Ibn Nujaym was born and educated in Cairo, studying under the prominent Hanafi scholars of Egypt during the Ottoman period. He mastered the Hanafi legal tradition and its principles of jurisprudence, and taught extensively in Cairo before his early death. His scholarly productivity in such a compressed lifetime was remarkable.
His most celebrated work is al-Ashbah wan-Nazair fi Qawaid wa-Furui Fiqh al-Hanafiyyah (Similarities and Parallels: On the Maxims and Branches of Hanafi Jurisprudence), a groundbreaking treatise on Islamic legal maxims (al-qawaid al-fiqhiyyah) from a Hanafi perspective.
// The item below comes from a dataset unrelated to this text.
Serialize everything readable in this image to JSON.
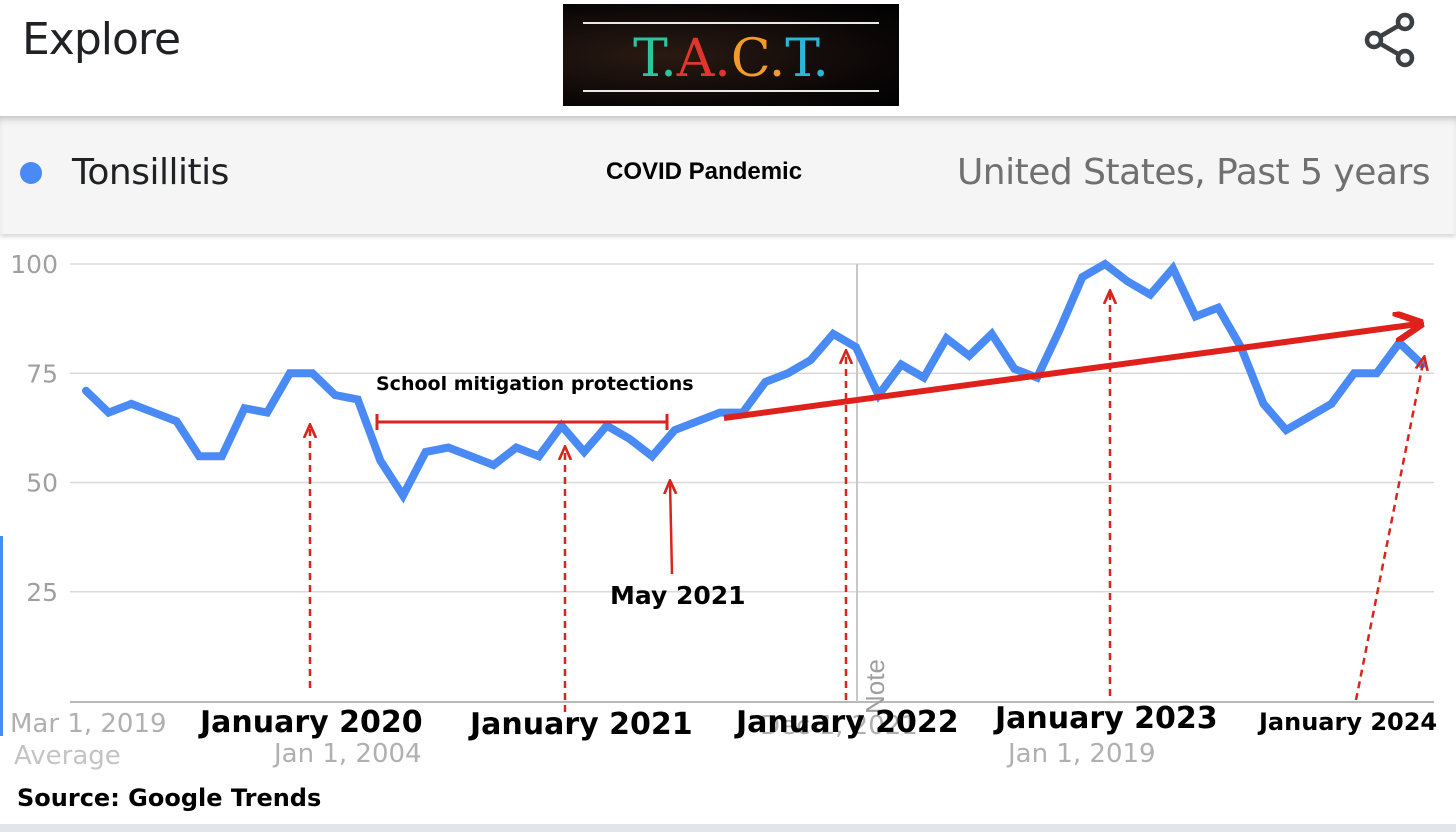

This work systematically compiled and explained the fundamental principles underlying Hanafi jurisprudence — maxims such as al-umur bi-maqasidiha (matters are judged by their purposes), al-yaqin la yazul bish-shakk (certainty is not removed by doubt), and al-darar yuzal (harm must be removed) — providing extensive applied examples illustrating each maxim. The work became the definitive Hanafi model for the genre and influenced all subsequent treatments of legal maxims.
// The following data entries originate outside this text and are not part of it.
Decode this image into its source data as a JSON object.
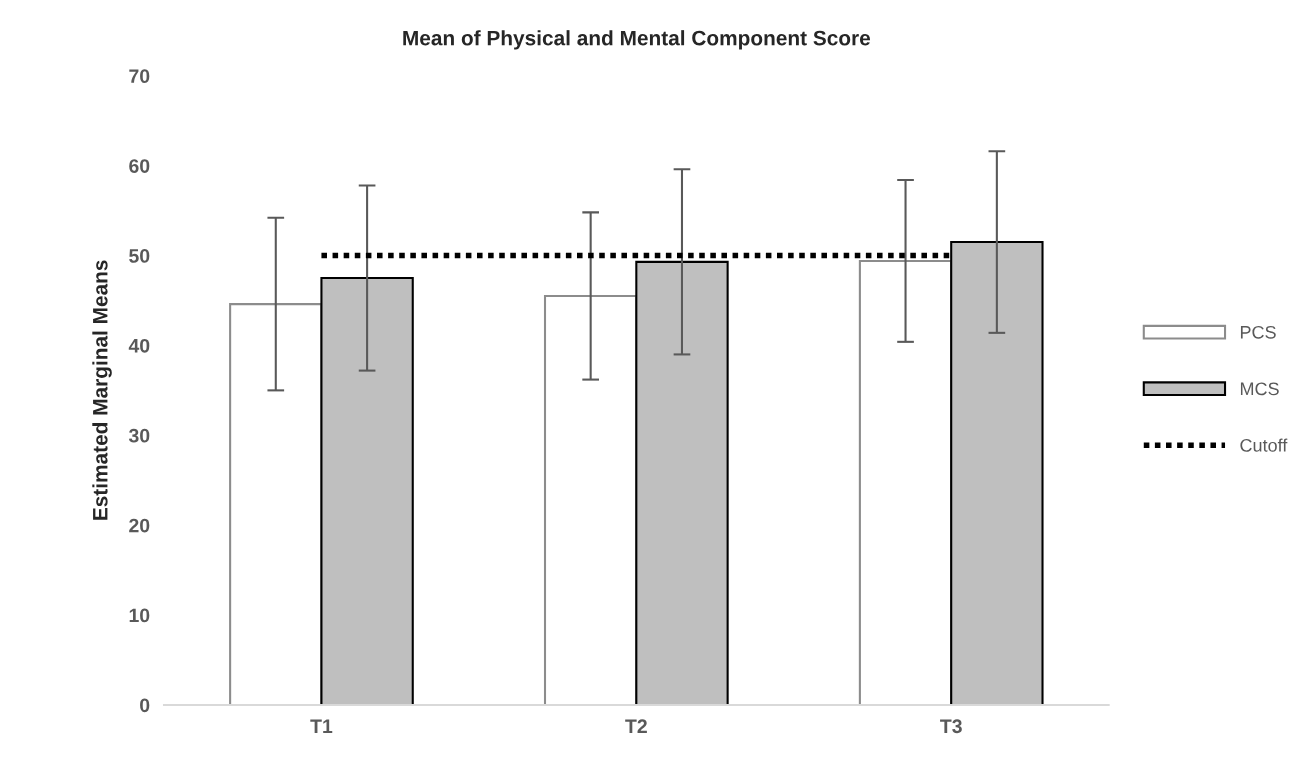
{
  "chart_data": {
    "type": "bar",
    "title": "Mean of Physical and Mental Component Score",
    "ylabel": "Estimated Marginal Means",
    "categories": [
      "T1",
      "T2",
      "T3"
    ],
    "series": [
      {
        "name": "PCS",
        "color": "#ffffff",
        "values": [
          44.6,
          45.5,
          49.4
        ],
        "errors": [
          9.6,
          9.3,
          9.0
        ]
      },
      {
        "name": "MCS",
        "color": "#bfbfbf",
        "values": [
          47.5,
          49.3,
          51.5
        ],
        "errors": [
          10.3,
          10.3,
          10.1
        ]
      },
      {
        "name": "Cutoff",
        "type": "line",
        "color": "#000000",
        "line_style": "dotted",
        "values": [
          50,
          50,
          50
        ]
      }
    ],
    "ylim": [
      0,
      70
    ],
    "yticks": [
      0,
      10,
      20,
      30,
      40,
      50,
      60,
      70
    ],
    "grid": false,
    "legend": "right"
  }
}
He also authored al-Bahr ar-Raiq Sharh Kanz ad-Daqaiq, an extensive multi-volume commentary on Hafiz ad-Din an-Nasafi's Kanz ad-Daqaiq addressing legal questions in meticulous detail and preserving the positions of earlier Hanafi masters across all chapters of jurisprudence.
Ibn Nujaym's approach to legal maxims profoundly influenced the later codification of Islamic law, including the Majallat al-Ahkam al-Adliyyah — the Ottoman civil code promulgated in the nineteenth century — which drew heavily on his formulations. His al-Bahr ar-Raiq and al-Ashbah wan-Nazair remain widely studied wherever the Hanafi school is taught.